Putain, les mecs y croient dur comme fer quoi. Plus de 35 ans à tenter de vivre de la musique, merde, ça force le respect. Toujours vouloir jouer, tourner, enregistrer, malgré le peu de foule, d’argent, de reconnaissance, malgré les galères – les mecs seront pas payés lors d’un passage en République Tchèque, ou ratent leur train par exemple -, mais au final ils ne gardent que de bons souvenirs. Et au fond, pas les moments sur scène, mais tout ce qui est à coté.

L’euphorie, comme un gosse, quand on leur annonce une tournée en Europe,

Wow, look at this. Italy, Switzerland, Austria, France, England, Belgium, Germany. 1,500 euro a fucking show, man.
Holy shit, this is going to be the biggest tour I’ve done in 20 years.

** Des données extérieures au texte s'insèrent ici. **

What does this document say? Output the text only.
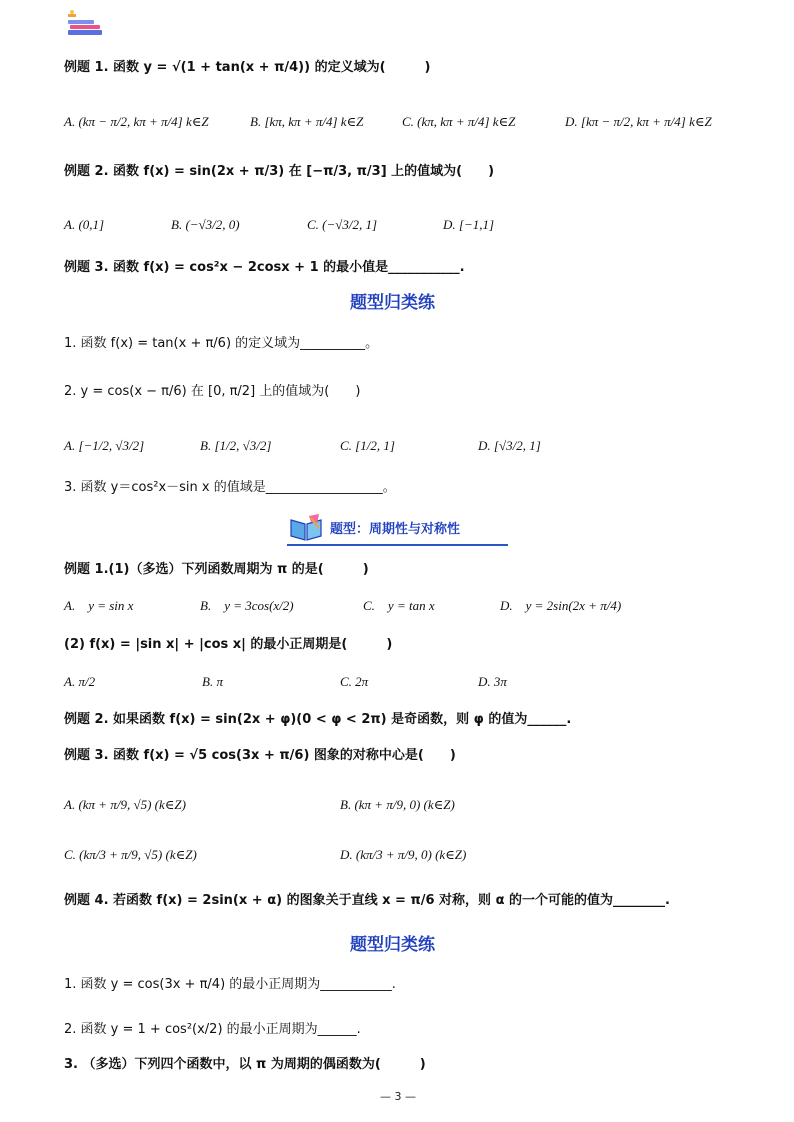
例题 1. 函数 y = √(1 + tan(x + π/4)) 的定义域为(　　　)
A. (kπ − π/2, kπ + π/4] k∈Z	B. [kπ, kπ + π/4] k∈Z	C. (kπ, kπ + π/4] k∈Z	D. [kπ − π/2, kπ + π/4] k∈Z
例题 2. 函数 f(x) = sin(2x + π/3) 在 [−π/3, π/3] 上的值域为(　　)
A. (0,1]	B. (−√3/2, 0)	C. (−√3/2, 1]	D. [−1,1]
例题 3. 函数 f(x) = cos²x − 2cosx + 1 的最小值是___________.
题型归类练
1. 函数 f(x) = tan(x + π/6) 的定义域为__________。
2. y = cos(x − π/6) 在 [0, π/2] 上的值域为(　　)
A. [−1/2, √3/2]	B. [1/2, √3/2]	C. [1/2, 1]	D. [√3/2, 1]
3. 函数 y＝cos²x－sin x 的值域是__________________。
题型：周期性与对称性
例题 1.(1)（多选）下列函数周期为 π 的是(　　　)
A.　y = sin x	B.　y = 3cos(x/2)	C.　y = tan x	D.　y = 2sin(2x + π/4)
(2) f(x) = |sin x| + |cos x| 的最小正周期是(　　　)
A. π/2	B. π	C. 2π	D. 3π
例题 2. 如果函数 f(x) = sin(2x + φ)(0 < φ < 2π) 是奇函数，则 φ 的值为______.
例题 3. 函数 f(x) = √5 cos(3x + π/6) 图象的对称中心是(　　)
A. (kπ + π/9, √5) (k∈Z)	B. (kπ + π/9, 0) (k∈Z)
C. (kπ/3 + π/9, √5) (k∈Z)	D. (kπ/3 + π/9, 0) (k∈Z)
例题 4. 若函数 f(x) = 2sin(x + α) 的图象关于直线 x = π/6 对称，则 α 的一个可能的值为________.
题型归类练
1. 函数 y = cos(3x + π/4) 的最小正周期为___________.
2. 函数 y = 1 + cos²(x/2) 的最小正周期为______.
3. （多选）下列四个函数中，以 π 为周期的偶函数为(　　　)
— 3 —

la peur de retourner au Japon sans y retrouver la gloire du passé, pour finalement y faire un des plus grand show de leur vie et à nouveau y croire; la tristesse quand Lips reçoit le mail du label précisant qu’il ne distribuera pas leur nouvel opus. Puis cet élan de colère envers le monde du disque. Et une sorte de résignation, assez forte pour lancer leur treizième album en auto-production. 35 ans et treize albums pour tenter de toucher à nouveau leur rêve, à travers toutes les émotions, les hauts et les bas, mais en ayant toujours une putain de foi, en étant convaincu que cette fois là sera la bonne.

Et par dessus tout, il y a cette amitié fraternelle indestructible, la relation entre les deux leaders du groupe, Lips & Robb Reiner. Incontestablement les moteurs du groupe, qui s’étaient juré de rocker ensemble toute leur vie. Le genre d’amitié rare au sein d’un groupe, même tout simplement rare. Je tuerais pour vivre ça une fois dans ma vie.

Alors évidemment, le tout combiné à la musique, j’ai vécu le film à fond. Touché. Un must pour n’importe qui, une leçon de persévérance, de rock’n’roll et de fraternité.

Je finirai par la déclaration de Lips qui clôture le film, qui est à mon gout une leçon de vie, qui me fait déprimer sur ce que j’ai raté, où tout au moins aurait dû vivre plus intensément. J’étais déjà à deux doigts de verser une larme en l’entendant hier, je suis encore à deux doigts d’en verser une autre rien qu’à la relire.

It goes far beyond writing a good song. It has nothing to do with the song. It has to do with a matter of attitude, what you’re willing to settle for, who you’re willing to work with and having a good time with my life, enjoying my life.
That’s the most expensive thing in life and the most valuable things in life, is your relationships, the people that you know, the places you’ve been and the experiences you’ve had.
I started out with Robb when I was 14, 15 years old and we said, « We’re going to do it till we’re old men. » We really meant that.
We had that 15 minutes of fame and then it’s gone. So that’s the way I kind of look at it. So I was lucky enough to have that moment, and I’ve made, basically… It was enough of a moment that it prolonged and gave me a career that’s 30 years long. So it was a great achievement, a fantastic achievement. Nothing to ever look down at or not to be proud of and that’s the way I really look at it. You don’t think about it. Life flies by, man. That’s all I’m learning here, you know. Before you know it, life’s done. And it didn’t seem that long.
The music lasts forever.
The music lasts forever and that’s the art and that’s the most important thing.